Disclaimer / Notice
I hereby certify that by clicking the button below, I am directed to the pages legally maintained with respect to Timberland Securities SPC (“Issuer”).
I furthermore confirm that I am not a citizen of the United States, Canada, the United Kingdom, Australia or Japan, nor a resident or domiciled in any country other than that in which a public offering of the relevant financial instrument is properly permitted.
Also in some other countries, the acquisition of debt securities about which information is made available on this website may be prohibited for legal reasons generally or for certain persons and therefore only possible for certain investors.
The same may apply to the dissemination of information about such Notes. It is the responsibility of each user of this website to inform himself about the restrictions applicable to him and to comply with them.
The Issuer may also request the competent authority under Article 25 of the Prospectus Regulation to provide the competent authorities in the various public offer jurisdictions (together, the Public Offer Jurisdictions and each a Public Offer Jurisdiction) with a certificate of approval stating that an
Base Prospectus has been drawn up in accordance with the Prospectus Regulation (Notification of Public Offer Jurisdictions). Currently the public offer based on a Base Prospectus has ended.
However, not all financial instruments are offered in all states. With respect to the jurisdictions in which an offer of the relevant Financial Instruments may be made (“Issue Specific Offer Jurisdiction”), reference is made to the relevant Final Terms in connection with the relevant summary (“Summary”).
This may be the subject of an exempt offer within the meaning of the Prospectus Regulation.
The approval of a Base Prospectus is not to be construed as an approval of the securities offered. Potential investors are advised to read the Base Prospectus and the relevant Final Terms (or, in the case of a continuing offer, the documents incorporated by reference, i.e. the earlier dated Base Prospectus and the earlier Final Terms as specified (if applicable) in the relevant Final Terms) before making an investment decision in order to fully understand the potential risks and rewards of deciding to invest in the Securities.
This website does not constitute an offer to sell or the solicitation of an offer to buy the Securities in any jurisdiction to any person to whom it is unlawful to make an offer or solicitation in that jurisdiction.

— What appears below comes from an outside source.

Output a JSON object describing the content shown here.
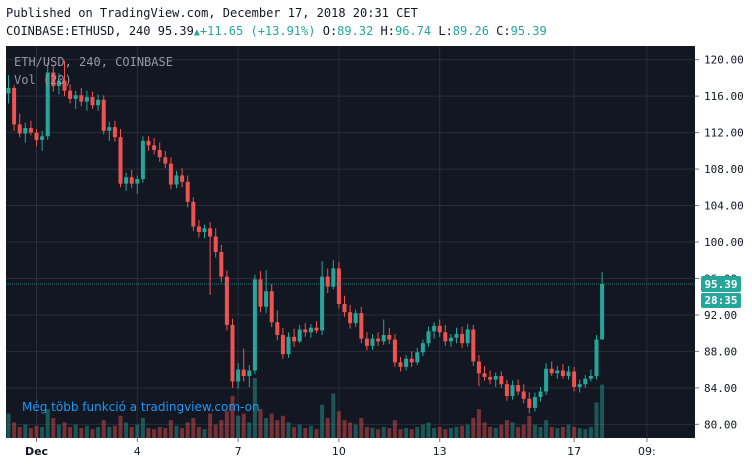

The distribution of this website, any Base Prospectus and the offer or sale or delivery of Notes may be restricted by law in certain jurisdictions. The Issuer does not represent that any Base Prospectus may lawfully be distributed or that the Notes may lawfully be offered or sold in compliance with any applicable registration or other requirements in any such jurisdiction or pursuant to any exemption available therein and does not accept any responsibility for facilitating any such distribution or offer. In particular, the Issuer has not taken any action to facilitate a public offer or sale of the Notes or the distribution of this Base Prospectus in any jurisdiction where action for such purpose is required. Accordingly, no Notes may be offered or sold, directly or indirectly, and no Base Prospectus, advertisement or other offering material may be distributed or published in any jurisdiction, except in circumstances consistent with applicable laws and regulations. Persons into whose possession this Base Prospectus or the Notes may come are required to inform themselves about and to observe any such restrictions on the distribution of this Base Prospectus and the offer and sale of Notes. In particular, there are restrictions on the distribution of this Base Prospectus and the offer or sale of Notes in the United States of America (USA) and the European Economic Area, including the public offering jurisdictions (see section “Selling Restrictions” in the Base Prospectus).
Once the offer period for a Security has expired, no new subscriptions will be accepted.
The public offer on the basis of a base prospectus approved by the Financial Market Authority Liechtenstein (FMA), dated 04.12.2019, has ended. The validity of this base prospectus ended on 03.12.2020.
There is no obligation to amend the prospectus after the end of the approval period pursuant to Art. 23 (1) Prospectus Ordinance.
The information on the following pages is therefore to be understood solely based on Article 21 (7) of Regulation (EU) 2017/1129 of the European Parliament and of the Council of 14 June 2017 on the prospectus to be published when securities are offered to the public or admitted to trading on a regulated market and repealing Directive 2003/71/EC (“Prospectus Regulation”) and does not constitute an offer.
By pressing the “Confirm” button, you represent that you have read this notice regarding the information on the following website in its entirety, that you are domiciled and habitually resident in a former public offer country and that you will not transmit or forward the information contained on the following website to persons whose domicile and habitual residence is not in such countries.